[STALKING vbl. sb.]
1. A horse trained to allow a fowler to conceal himself behind it or under its coverings in order to get within easy range of the game without alarming it. Hence, a portable screen of canvas or other light material, made in the figure of a horse (or sometimes of other animals), similarly used for concealment in pursuing game.
1519. in Archæologia, XXV. 420. Item pd for Shoyng of Thomas Lawes Stawkyng horse iij d.
1607. Topsell, Four-f. Beasts, 133. This is a beast standing amazed at euery strange sight, euen at the hunters bow and Arrowe, comming behind a stalking Horsse.
1611. Cotgr., Tonnelle, a Tunnell, or staulking horse for Partridges.
1621. Markham, Fowling, viii. 47, 4950. The Stalking-Horse is any old Iade trayned vp for that vse, which will gently walke vp and downe in the water ; and then you shall shelter your selfe and your Peice behind his fore shoulder. Now forasmuch as these Stalking horses are not euer in readinesse . In this case he may take any pieces of oulde Canuasse, and hauing made it in the shape or proportion of a Horse , let it be painted as neere the colour of a Horse as you can deuise.

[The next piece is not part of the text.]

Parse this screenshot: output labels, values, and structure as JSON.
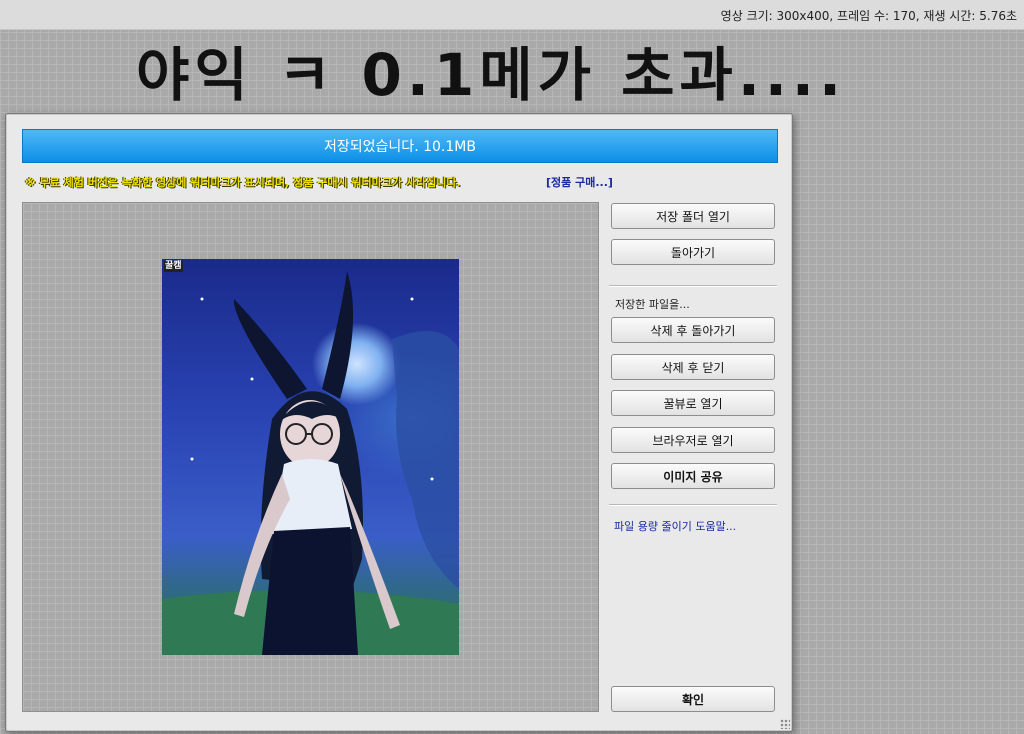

1621. Burton, Anat. Mel., II. ii. IV. (1624), 226. Fowling , be it with guns, lime, nets, glades stawking horses, setting-dogges, &c.
a. 1698. W. Blundell, Cavaliers Note Book (1880), 106. The use of stalking-horses is great . Horses are easily taught. Some do use to have a painted horse carried upon a frame.
1706. Art Painting (1744), 134. Giovanni dUdine is thought to have been the inventor of the stalking-horse, which poachers now use.
1780. Pitt, Lett., in Ld. Stanhope, Life (1861), I. i. 36. Your moor must be in the perfection of winter beauty; but I suppose with hardly any cattle upon it, except stalking horses.
1875. Stonehenge, Brit. Rural Sports, I. I. i. § 5. He is enabled to drop his net over the place without the trouble of using the stalking-horse.
1902. Cornish, Naturalist on Thames, 7. The flats of the Upper Thames, where the wild duck are stalked with the stalking-horse, as of old.
2. fig. a. A person whose agency or participation in a proceeding is made use of to prevent its real design from being suspected. ? Obs.
1612. Webster, White Devil, III. i. 41. You were made his engine, and his stauking horse, To undo my sister.
1693. Congreve, Double-Dealer, II. iv. Do you think her fit for nothing but to be a Stalking-Horse to stand before you, while you take aim at my Wife?
a. 1763. Shenstone, Progr. Taste, I. 78. Let me provide Some human form to grace my side: At hand, An useful, pliant, stalking-horse!
b. An underhand means or expedient for making an attack or attaining some sinister object; usually, a pretext put forward for this purpose.
1579. W. Wilkinson, Confut. Fam. Love, 70 b. Abusing the pretence of the Gospell as a stalking horse to leuell at others by.
1594. Order for Prayer, To Rdr. A 4. Certaine who serue themselues of that idolatrous Romish religion, as of a Maske and stalking horse, therewith to couer the vnsatiable ambition of vsurping the kingdoms of other Princes.
1600. Shaks., A. Y. L., V. iv. 111. He uses his folly like a stalking-horse.
1624. Gee, New Shreds of Old Snare, 14. They made Religion a stalking horse to intend their own profit.
1792. Ld. Auckland, in Corr. (1861), II. 423. The cause of Poland is thought a good mot de guerre; and under that stalking-horse, the dissenters and levellers are preparing to attack us.
1827. Scott, Napoleon, Introd., Wks. 1870, VIII. 207. His popularity had been the stalking-horse, through means of which, men had taken aim at their own objects.
1835. Sir W. Hamilton, Discuss. (1852), 520. Their conscience is merely a stalking-horse, moved by their interest, and to conceal it.
1865. Dickens, Lett. (1880), II. 240. The cattle plague is the butchers stalking-horse.
1880. L. Stephen, Pope, ii. 55. His [Popes] indefensible use of Addisons fame as a stalking-horse in the attack upon Dennis.